Red Townley and his wife, Margaret, prepared to drive to work early one Tuesday morning, when their doorbell interrupted them in the final phases of tying shoes, tugging on heels, straightening collars, and properly arranging skirt seams. Margaret, eight months pregnant, waddled to the door and peered through the frosted glass of the narrow windows arrayed to either side of it, finding a tall, thin, pleasantly smiling man standing on the porch.
"Who is it, darling," called Red from their upstairs bedroom?
"It's a man, dear," she returned, pausing to slip the hook of an earring through the tiny, fleshy hole in her right ear lobe.
"What does he want this early in the morning?"
"I don't know, dear, I haven't opened the door."
"Well, hurry up! We're going to be late again!"

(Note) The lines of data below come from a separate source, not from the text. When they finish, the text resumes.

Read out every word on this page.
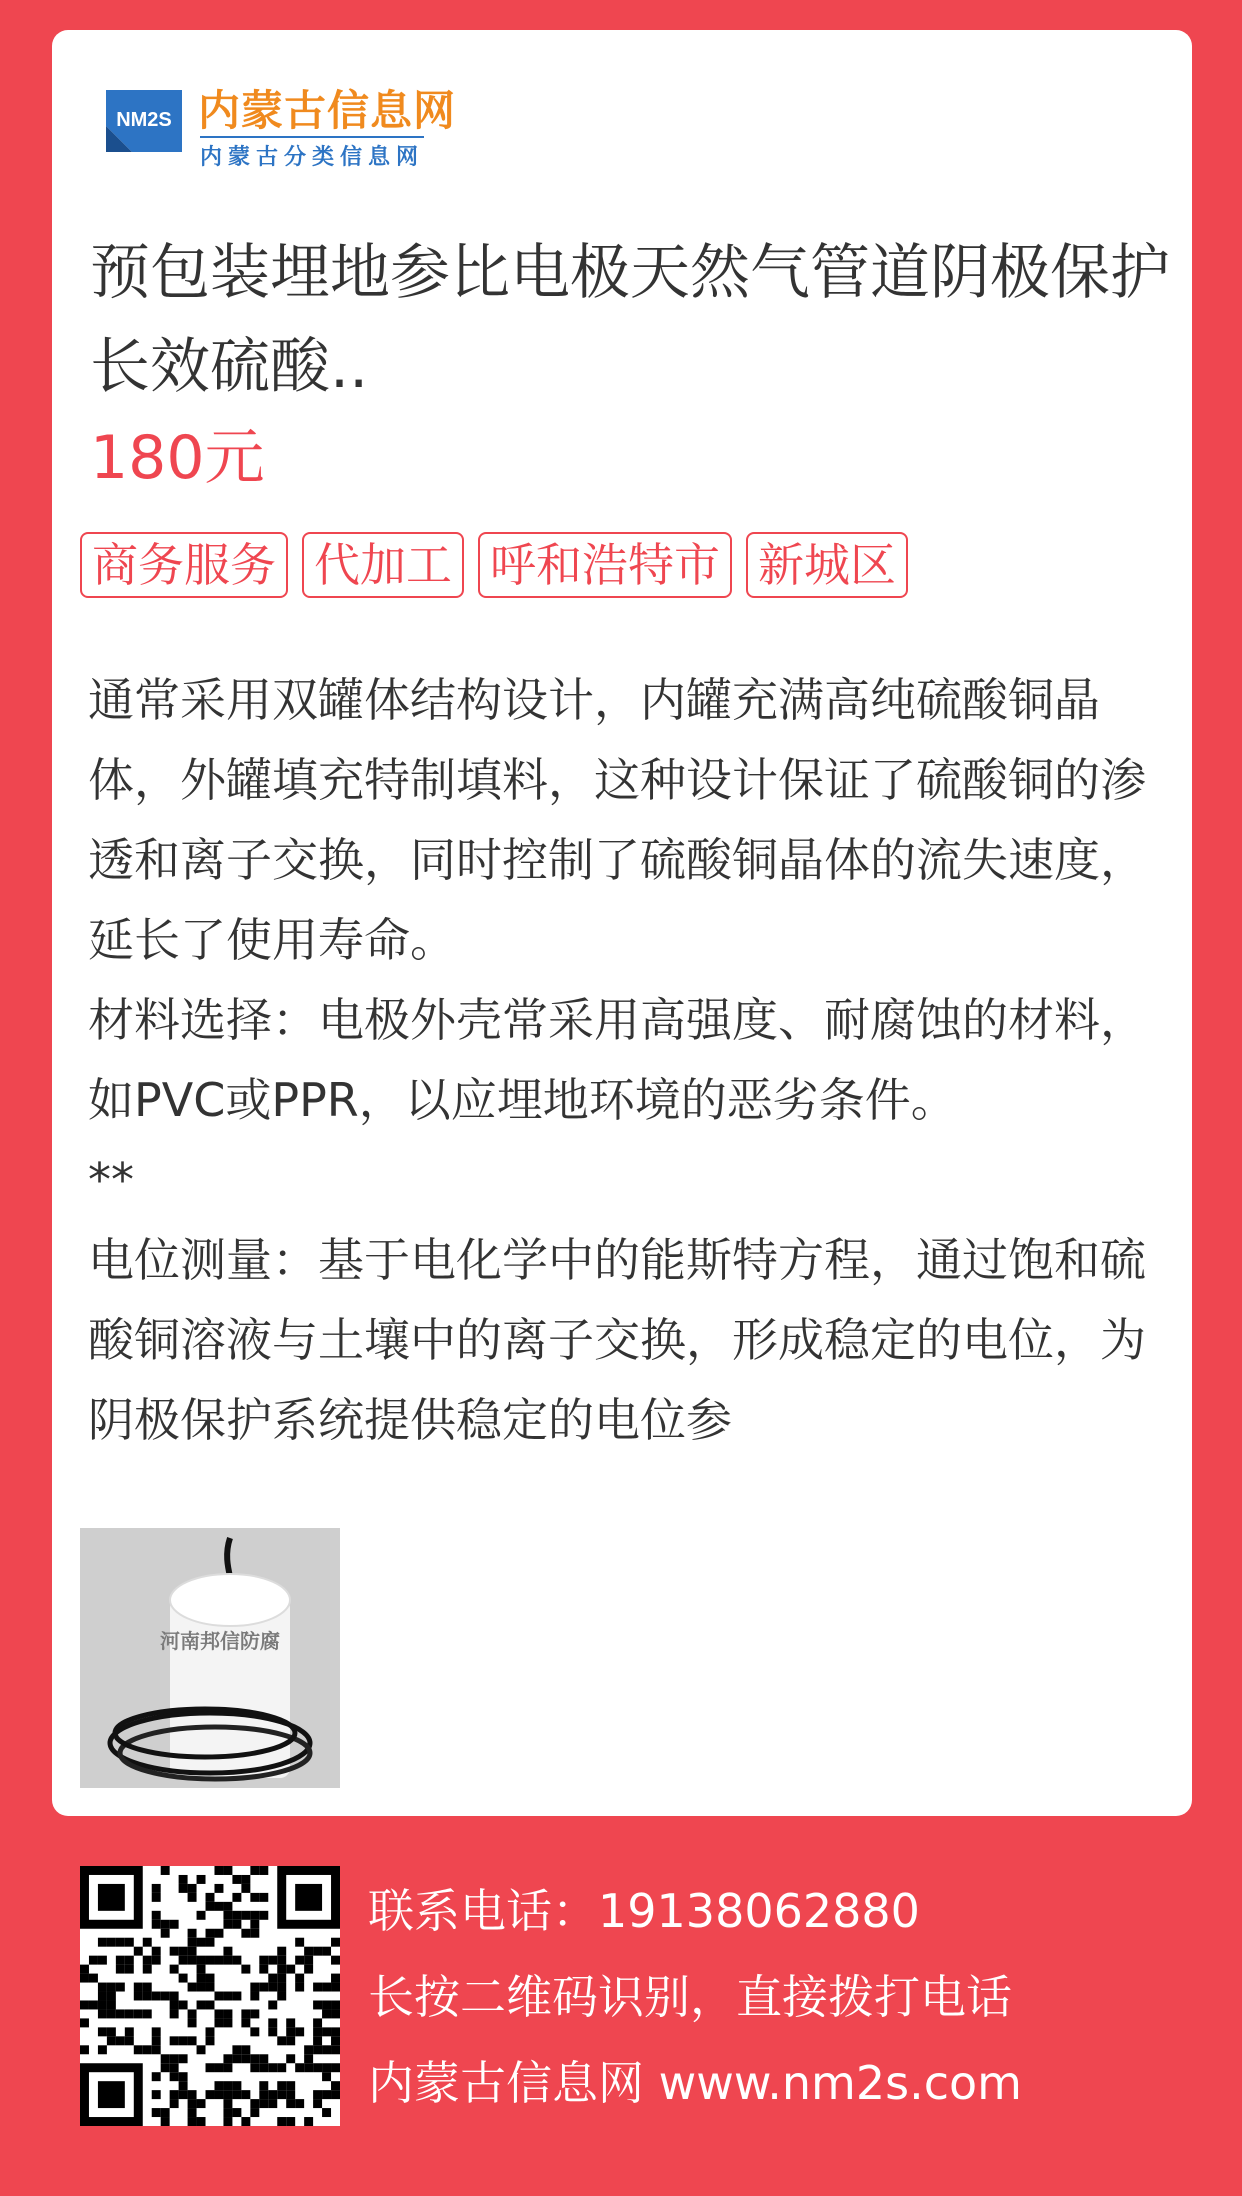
NM2S 内蒙古信息网
内蒙古分类信息网
预包装埋地参比电极天然气管道阴极保护长效硫酸..
180元
商务服务 代加工 呼和浩特市 新城区

通常采用双罐体结构设计，内罐充满高纯硫酸铜晶体，外罐填充特制填料，这种设计保证了硫酸铜的渗透和离子交换，同时控制了硫酸铜晶体的流失速度，延长了使用寿命。

材料选择：电极外壳常采用高强度、耐腐蚀的材料，如PVC或PPR，以应埋地环境的恶劣条件。

**

电位测量：基于电化学中的能斯特方程，通过饱和硫酸铜溶液与土壤中的离子交换，形成稳定的电位，为阴极保护系统提供稳定的电位参

河南邦信防腐
联系电话：19138062880
长按二维码识别，直接拨打电话
内蒙古信息网 www.nm2s.com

"Yes, dear," responded Margaret with a false tone of subservience. Having fixed the earring into place at last, she twisted the deadbolt lock and turned the doorknob. Besides being tall and thin, she found the man to be handsome and pleasant enough, indeed. "Good morning," she offered crisply. "My husband demands to know what you want this early in the morning."
The stranger smiled. "Mrs. Red Townley? Margaret Townley?"
Her amused smirk broadened, confused, into an uncertain smile, "Yes?"
"My name is Tad. You named me Thaddeus Robert, but I don't like either of those names, so most folks call me Tad."
Margaret tilted her head curiously, assumed she had misheard (or he had misspoke), and responded, "How nice for you, Tad. What can I do for you?"
"I apologize for appearing at your door unannounced, ma'am," he offered, his voice low and even. "Unfortunately, my business with you is urgent and of short notice. I just… arrived… you see, and I have no time to spare." His smile broadened sardonically.
Growing impatient now, and frustrated with the man's obtuse approach, Margaret's smile dropped to a flat press of her lips. She moved to close the door, saying, "If you're selling something, we don't need it. If you're proselytizing for your God, we don't need that, either. Good day!"
"Mrs. Townley, wait a moment, please," he begged, extending his arm to stop the door open, if only a crack. "I have something to show you, which should be quite convincing, I think," he gushed, reaching into the pocket of his trousers, which, she now noticed, bulged with ominous contents.
Half fearing he would draw forth a pistol or his penis, and not inclined to view either, she pushed harder against the door, forcing it nearer to its frame. She shouted for her husband, who immediately came trotting down the stairs to her aid.
"What the hell is going on here?" he roared, upon spying his pregnant wife rushing to slam their front door against the stranger. "I'm armed, you know," he lied, bluffing, before he added his weight to the door.
It slammed shut, and Margaret hurried to lock it. "Call the police, Red!" Fear and anger raised the pitch of her voice, while the burden of her pregnancy shortened her panting breath.
Red leaned against the doorframe to peer through the frosted windows, expecting a bullet to burst through the glass and into his skull. Instead, he found the shadowy form of the man standing there passively. The stranger appeared to notice Red staring at him through the distorted view of the frosted glass, because he loomed nearer, extending his hand to display a shadowy object held in his hand.
His voice muffled through the door, Tad pleaded, "Simply have a look, Mr. Townley. If you decide it's not worth the exchange of a few words, then I'll leave without bothering you further." He waited patiently for a reply, eventually adding, "Please, Mr. and Mrs. Townley, just take a look."
Red tossed a quick glance at his wife, who rubbed her swollen belly and shrugged. Her eyes imparted her diminished fear, now that her husband stood so near, and Red pulled open the door, and then turned his eyes on the object held forth in the stranger's hand. He gasped and took an involuntary step backward.
When Margaret leaned around the edge of the door curiously, and turned her own gaze on the object, she, too, gasped. "You stole it," she hissed! Her eyes narrowed suspiciously, before she turned to hurry up the stairs and into the nursery they had built for their unborn son.
"No," protested Tad, "it's mine. You gave it to me when I was born. I kept it all this time. It's the one item I owned that I was certain you would have, too. That's why I brought it. I knew you would understand, once you saw it."
Red craned his head to listen for his wife, as she rummaged through all the shiny, new things they had laid out in preparation for their son's pending birth. Now he returned his attention to the mysterious object, motioning the stranger to hold it closer for a more thorough inspection. Margaret bounded down the stairs behind him, as he asked, "Is it inscribed?"
Tad smiled and nodded, rolling the palm of his hand in a sinuous, adept motion that turned the tiny locket over to its back. There, inscribed in the metal, they both read the flowing script silently:
"I have no name:
"I am but two days old."
What shall I call thee?
"I happy am,
Joy is my name."
Sweet joy befall thee
Now, Margaret breathlessly presented their copy of the locket, turned to its back, which they had engraved with the same Blake quotation. Beneath Tad's version, however, appeared his name, as he had earlier provided it, 'Thaddeus Robert Townley', along with the date and time of his birth.